Après le départ de Kelly Loeffler, Mike Blandina qui avait pris la suite au poste de CEO de Bakkt à l’automne dernier a annoncé son départ de la société. Tout cela seulement 4 mois après sa prise de poste. Les raisons de son départ restent encore flous et dans le communiqué de presse de Bakkt il est expliqué que l’homme est coutumier du fait et qu’il a décidé de quitter la société pour se concentrer sur de nouvelles opportunités. Pour le remplacer, les dirigeants ont propulsé David Clifton à la tête de Bakkt en tant que CEO certes, mais un CEO par intérim comme on peut le voir sur le site web de Bakkt. Tout laisse donc à penser qu’un nouveau CEO arrivera prochainement pour prendre sa place, en espérant qu’il accepte le poste pour plus de 4 mois…
Nouvelle levée de fonds et nouveaux projets pour Bakkt
Après avoir bouclé début 2019 une première levée de fonds de 187 millions de dollars Bakkt revient à la charge, cette fois-ci avec près de 300 millions de dollars supplémentaires ! Parmi les investisseurs, on retrouve une fois de plus Microsoft mais aussi Intercontinental exchange la société mère de Bakkt, le Boston Consulting Group ou encore Pantera Capital. De bien beaux noms pour un projet qui peine encore à montrer sa véritable valeur sur les marchés.
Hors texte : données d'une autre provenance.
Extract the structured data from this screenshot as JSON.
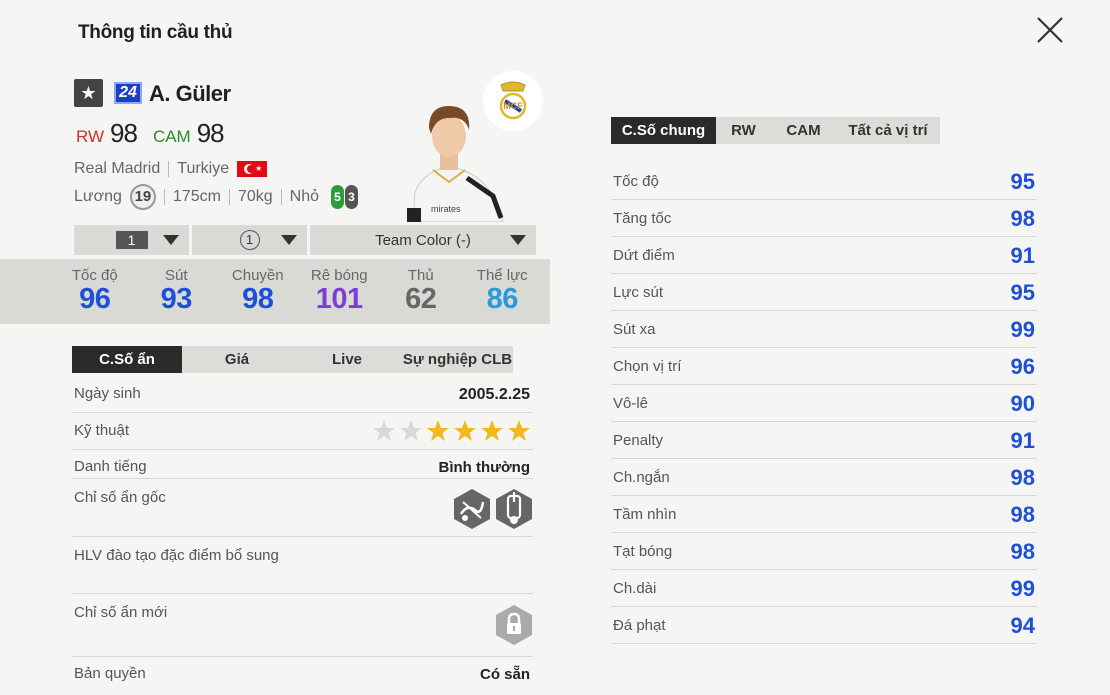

En prenant en compte la situation économique actuelle, Bakkt souffre en effet de la frilosité des investisseurs institutionnels. Alors que l’ensemble des marchés financiers sont dans l’incertitude, l’idée de se lancer sur le marché du Bitcoin leur paraît sans doute trop risqué encore.
Ainsi, fort de ses 300 millions fraîchement injectés, Bakkt ambitionne de diversifier son offre vers les consommateurs particuliers. En effet, la plateforme de trading s’est lancée dans le développement d’une application qui ressemble un peu à la énième “killer App” du marché des cryptomonnaies.
Après l’institutionnalisation, bakkt souhaite démocratiser l’usage des cryptomonnaies pour les particuliers et les entreprises
Ainsi, l’offre de Bakkt se décline en 4 produits :
Un portefeuille digital
Un gestionnaire de programme de fidélité
Une solution de crypto trading
Un système de paiement
Alors, est-ce que ces nouveaux produits arriveront à faire oublier le flop de la plateforme d’échange de produits dérivés en Bitcoin lancée par Bakkt à l’automne dernier ?
Aperçu de plusieurs modules de l'application Bakkt incluant la vision du portefeuille et plusieurs graphiques.
Aperçu du design de l’application Bakkt destinée aux particuliers
Une chose est sûre, les ambitions de Bakkt sont toujours aussi grandes et leur App va au-delà du marché des cryptomonnaies. En effet la promesse de leur portefeuille digital est de pouvoir visualiser l’intégralité de vos avoirs, qu’ils soient sous forme de cryptomonnaie, de cash ou de miles dans vos programmes de fidélité. L’objectif affiché est clairement celui de venir remplacer l’application de votre banque ou même de votre néo banque en y incluant des actifs que l’on ne considérait pas forcément comme ayant une valeur palpable comme les programmes de fidélité par exemple.
La solution proposée autour des programmes de fidélité permet notamment de visualiser en cash les miles que vous avez pu acquérir dans le cadre de multiples programmes. Si la stratégie à l’air alléchante sur le papier, on voit bien en filigrane que Bakkt mise plus sur le cash que sur la crypto, d’ailleurs la solution de paiement proposée par la société ne vise pas à payer en crypto mais plutôt à convertir vos cryptos en cash, intéressant mais pas vraiment fidèle aux yeux des puristes des cryptomonnaies.
Enfin, Bakkt développe maintenant des offres dédiées aux commerçants pour leur permettre de mettre en place le système de paiement par points de fidélité. La société se targue de disposer d’une base de clients de plus de 1500 entreprises dont 7 sociétés financières de premier ordre, 2 compagnies aériennes et plus de 1000 commerces.
L’application devrait être rendu disponible dès cet été, avec un peu de chance le lancement de l’app prendra moins de temps que le lancement de la plateforme de produits dérivés. Rencontrera-t-elle un grand succès ? Seul l’avenir nous le dira, une chose est sûre, il faut espérer que les volumes des téléchargements de l’application dépasseront les volumes de produits dérivés échangés avec Bakkt.